Did you know that you aren’t allowed to pass the white limit line when you are stopped at an intersection? From our experience, this can be a common ticket issued in the county of Solano, so be on the lookout and stay behind that solid white line.
It’s likely no surprise that if you are in a HOV lane that requires 2 or more people in it, by yourself, you’re going to get a ticket. That’s pretty self-explanatory.
If you find yourself having received a traffic ticket in Solano, give us a call or fill out our form to see how we can help!
About Solano County
Long before the Spanish arrived in the area, Solano County was home to the Patwin Indians. In 1835, the Mexican government commissioned Commandante General Mariano Guadalupe Vallejo to colonize lands north of the San Francisco Bay as a buffer against the Russians at Fort Ross. Not long after, the California Republic was established in 1846, and then was admitted to the United States less than a month later. The boundaries to the county were set in February of 1850 by the first elected legislature of the territory of California, making Solano County one of the original 27 counties in the state.
Solano County derives its name from Father Francisco Solano, a chief of one of the Indian tribes of the region and ruler of most of the land and tribes between Petaluma Creek and the Sacramento river, whom was given that name at baptism. Before receiving the name Solano, the chief was called Sem Yeto, which signifies “brave or fierce at hand.”

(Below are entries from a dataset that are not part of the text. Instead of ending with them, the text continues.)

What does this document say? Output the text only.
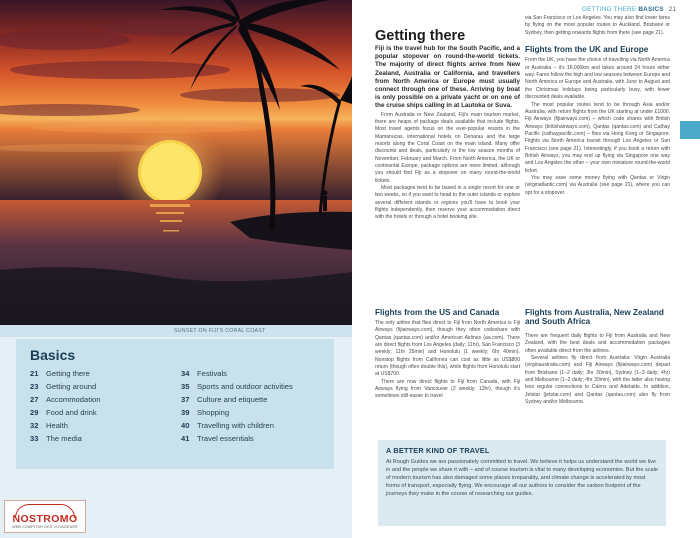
SUNSET ON FIJI'S CORAL COAST
Basics
21 Getting there
23 Getting around
27 Accommodation
29 Food and drink
32 Health
33 The media
34 Festivals
35 Sports and outdoor activities
37 Culture and etiquette
39 Shopping
40 Travelling with children
41 Travel essentials
NOSTROMO
WEB COMPTOIR DES VOYAGEURS
GETTING THERE BASICS 21
Getting there

Fiji is the travel hub for the South Pacific, and a popular stopover on round-the-world tickets. The majority of direct flights arrive from New Zealand, Australia or California, and travellers from North America or Europe must usually connect through one of these. Arriving by boat is only possible on a private yacht or on one of the cruise ships calling in at Lautoka or Suva.

From Australia or New Zealand, Fiji's main tourism market, there are heaps of package deals available that include flights. Most travel agents focus on the ever-popular resorts in the Mamanucas, international hotels on Denarau and the large resorts along the Coral Coast on the main island. Many offer discounts and deals, particularly in the low season months of November, February and March. From North America, the UK or continental Europe, package options are more limited, although you should find Fiji as a stopover on many round-the-world tickets.

Most packages tend to be based in a single resort for one or two weeks, so if you want to head to the outer islands or explore several different islands or regions you'll have to book your flights independently, then reserve your accommodation direct with the hotels or through a hotel booking site.

via San Francisco or Los Angeles. You may also find lower fares by flying on the more popular routes to Auckland, Brisbane or Sydney, then getting onwards flights from there (see page 21).

Flights from the UK and Europe

From the UK, you have the choice of travelling via North America or Australia – it's 16,000km and takes around 24 hours either way. Fares follow the high and low seasons between Europe and North America or Europe and Australia, with June to August and the Christmas holidays being particularly busy, with fewer discounted deals available.

The most popular routes tend to be through Asia and/or Australia, with return flights from the UK starting at under £1000. Fiji Airways (fijiairways.com) – which code shares with British Airways (britishairways.com), Qantas (qantas.com) and Cathay Pacific (cathaypacific.com) – flies via Hong Kong or Singapore. Flights via North America transit through Los Angeles or San Francisco (see page 21). Interestingly, if you book a return with British Airways, you may end up flying via Singapore one way and Los Angeles the other – your own miniature round-the-world ticket.

You may save some money flying with Qantas or Virgin (virginatlantic.com) via Australia (see page 21), where you can opt for a stopover.

Flights from the US and Canada

The only airline that flies direct to Fiji from North America is Fiji Airways (fijiairways.com), though they often codeshare with Qantas (qantas.com) and/or American Airlines (aa.com). There are direct flights from Los Angeles (daily; 11hr), San Francisco (3 weekly; 11hr 25min) and Honolulu (1 weekly; 6hr 40min). Nonstop flights from California can cost as little as US$800 return (though often double this), while flights from Honolulu start at US$700.

There are now direct flights to Fiji from Canada, with Fiji Airways flying from Vancouver (2 weekly; 12hr), though it's sometimes still easier to travel

Flights from Australia, New Zealand and South Africa

There are frequent daily flights to Fiji from Australia and New Zealand, with the best deals and accommodation packages often available direct from the airlines.

Several airlines fly direct from Australia: Virgin Australia (virginaustralia.com) and Fiji Airways (fijiairways.com) depart from Brisbane (1–2 daily; 3hr 30min), Sydney (1–3 daily; 4hr) and Melbourne (1–2 daily; 4hr 30min), with the latter also having less regular connections to Cairns and Adelaide. In addition, Jetstar (jetstar.com) and Qantas (qantas.com) also fly from Sydney and/or Melbourne.

A BETTER KIND OF TRAVEL
At Rough Guides we are passionately committed to travel. We believe it helps us understand the world we live in and the people we share it with – and of course tourism is vital to many developing economies. But the scale of modern tourism has also damaged some places irreparably, and climate change is accelerated by most forms of transport, especially flying. We encourage all our authors to consider the carbon footprint of the journeys they make in the course of researching our guides.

Solano County is the home of over 445,000 people and is only a little less than 910 square miles in area. The county sits on the northeastern side of the San Francisco Bay and is sometimes included in the “Bay Area” for statistical purposes. The county maintains a rural feel and agriculture is the main land use in most of the county. Farmers grow everything from tomatoes and peaches to sunflowers and alfalfa.
The county’s rural area also provides ample places to boat and fish or hike in Lynch Canyon and Lagoon Valley parks. Many visitors or residents also camp along Lake Solano Park or along the Sacramento River.